Farewell, President
The text for our meditation is something the late columnist Mike Royko wrote when he bade good-bye to the presidency of Lyndon B. Johnson. My Royko books are in storage and what he said was not lifted up by Google and other search engines, but it was etched in my mind, and I hope that my reproduction is faithful. It went something like this: "Farewell, President Johnson. You weren't the best president a people ever had, but we were not the best people a president ever had."
This season people are still debating whether President Bush, who, I think, is being mentioned in this column for the first time on his last day in office, is "the worst president a people ever had," and I don't think we are "the worst people a president ever had." But Inauguration Day is a good time to reflect on "what kind of people we have been" and "what kind of people might we wish to be and might become."

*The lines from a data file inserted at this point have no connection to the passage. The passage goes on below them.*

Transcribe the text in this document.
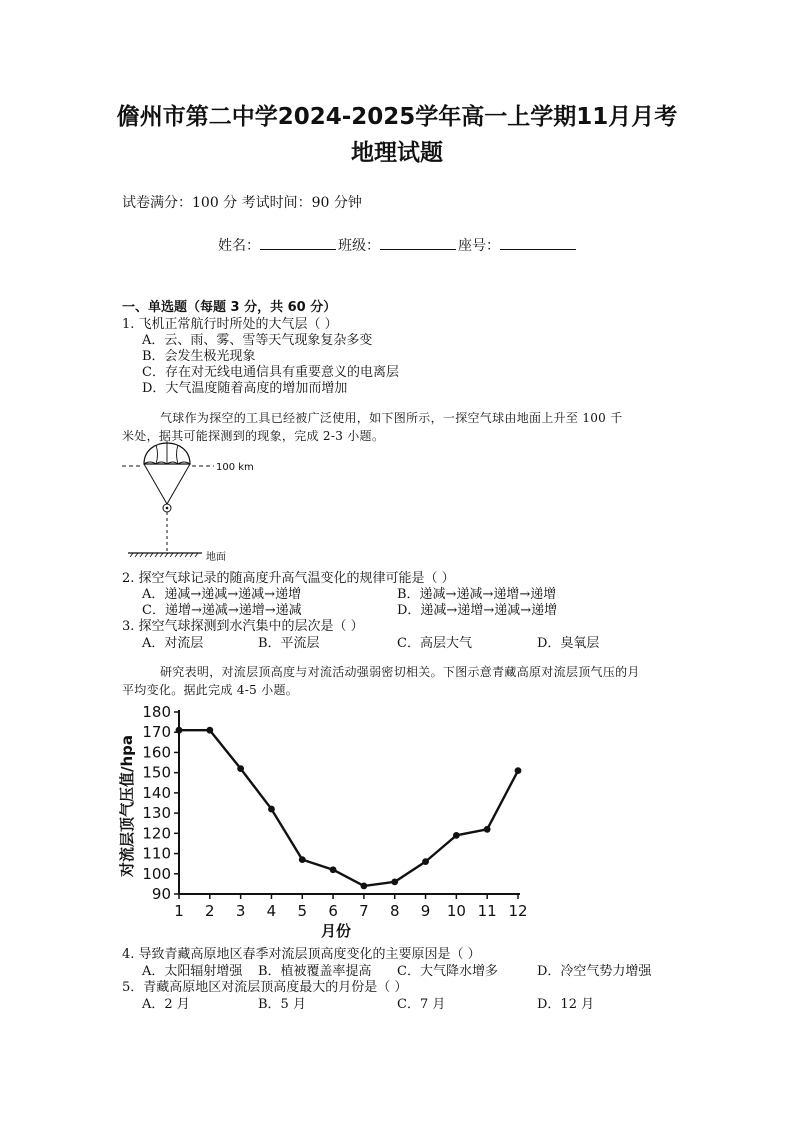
儋州市第二中学2024-2025学年高一上学期11月月考
地理试题
试卷满分：100 分 考试时间：90 分钟
姓名：	班级：	座号：
一、单选题（每题 3 分，共 60 分）
1. 飞机正常航行时所处的大气层（ ）
A．云、雨、雾、雪等天气现象复杂多变
B．会发生极光现象
C．存在对无线电通信具有重要意义的电离层
D．大气温度随着高度的增加而增加
气球作为探空的工具已经被广泛使用，如下图所示，一探空气球由地面上升至 100 千
米处，据其可能探测到的现象，完成 2-3 小题。
100 km
地面
2. 探空气球记录的随高度升高气温变化的规律可能是（ ）
A．递减→递减→递减→递增	B．递减→递减→递增→递增
C．递增→递减→递增→递减	D．递减→递增→递减→递增
3. 探空气球探测到水汽集中的层次是（ ）
A．对流层	B．平流层	C．高层大气	D．臭氧层
研究表明，对流层顶高度与对流活动强弱密切相关。下图示意青藏高原对流层顶气压的月
平均变化。据此完成 4-5 小题。
90
100
110
120
130
140
150
160
170
180
1 2 3 4 5 6 7 8 9 10 11 12
月份
对流层顶气压值/hpa
4. 导致青藏高原地区春季对流层顶高度变化的主要原因是（ ）
A．太阳辐射增强 B．植被覆盖率提高 C．大气降水增多	D．冷空气势力增强
5．青藏高原地区对流层顶高度最大的月份是（ ）
A．2 月	B．5 月	C．7 月	D．12 月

Presidents of both parties from Eisenhower to Clinton have cited Alexis de Tocqueville, the great commentator on American life: "America is great because America is good." Two problems: Tocqueville never wrote that - look it up! And "good" is too hard to define, is too much in the eye of the beholders, and is far too crisp and clean for any nation to advertise, since the record of each is mixed, and more mixed each year.
What kind of people do we want to be with a new president who has such lofty ideas about what he wants to be? A sermon: We might do better if we aspire to be good rather than claim to be good; if we become a self-claimed godly people who serve God more than we boast about our goodness; if we spend less time fighting over who prays when and where and how, and let the intrinsic value of praying speak for itself.

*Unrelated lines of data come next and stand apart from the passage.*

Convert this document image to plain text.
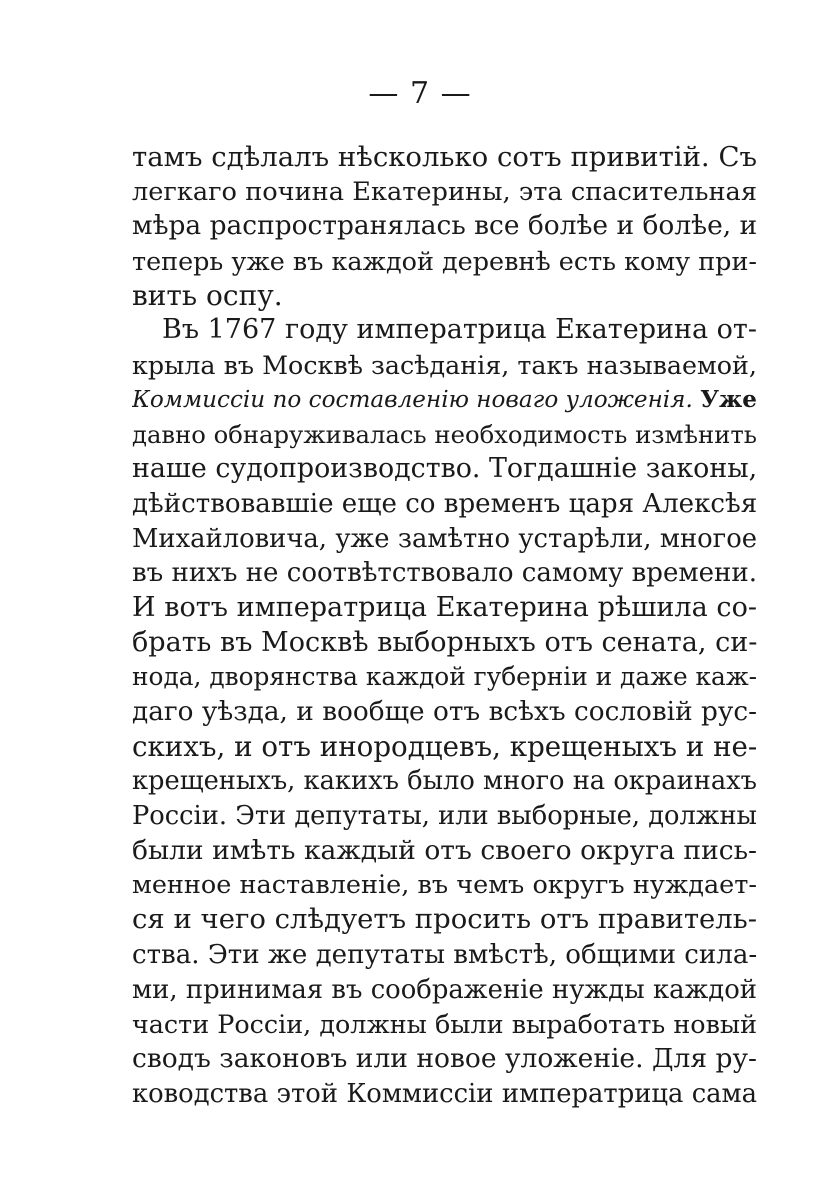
— 7 —
тамъ сдѣлалъ нѣсколько сотъ привитій. Съ
легкаго почина Екатерины, эта спасительная
мѣра распространялась все болѣе и болѣе, и
теперь уже въ каждой деревнѣ есть кому при-
вить оспу.
Въ 1767 году императрица Екатерина от-
крыла въ Москвѣ засѣданія, такъ называемой,
Коммиссіи по составленію новаго уложенія. Уже
давно обнаруживалась необходимость измѣнить
наше судопроизводство. Тогдашніе законы,
дѣйствовавшіе еще со временъ царя Алексѣя
Михайловича, уже замѣтно устарѣли, многое
въ нихъ не соотвѣтствовало самому времени.
И вотъ императрица Екатерина рѣшила со-
брать въ Москвѣ выборныхъ отъ сената, си-
нода, дворянства каждой губерніи и даже каж-
даго уѣзда, и вообще отъ всѣхъ сословій рус-
скихъ, и отъ инородцевъ, крещеныхъ и не-
крещеныхъ, какихъ было много на окраинахъ
Россіи. Эти депутаты, или выборные, должны
были имѣть каждый отъ своего округа пись-
менное наставленіе, въ чемъ округъ нуждает-
ся и чего слѣдуетъ просить отъ правитель-
ства. Эти же депутаты вмѣстѣ, общими сила-
ми, принимая въ соображеніе нужды каждой
части Россіи, должны были выработать новый
сводъ законовъ или новое уложеніе. Для ру-
ководства этой Коммиссіи императрица сама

What kind of people do we want to be? It would be good to see us as a people weary of "culture wars" in which God gets used, and ready for armistice and truces so we can fight the political battles that must be fought in pursuit of justice; a self-claimed godly people that stops legitimating torture of humans; a less litigious people who concerns itself with building trust; a people that will turn down the shouting on talk-radio, cable television, and the internet, so that we can hear each other.
What kind of people do we want to be? A people not paralyzed by fear and insecurity in the face of fearful threats; a people more dedicated than before to the education of all and health care for all; a people concerned with the environment given - many of us say - by a generous Creator; a people concerned for the rights of others. In four or eight years we hope to bid our now-new president farewell upon his retirement: "Farewell. Your and our record is mixed, but there is good in it. And you and we and the people we affect can live with that."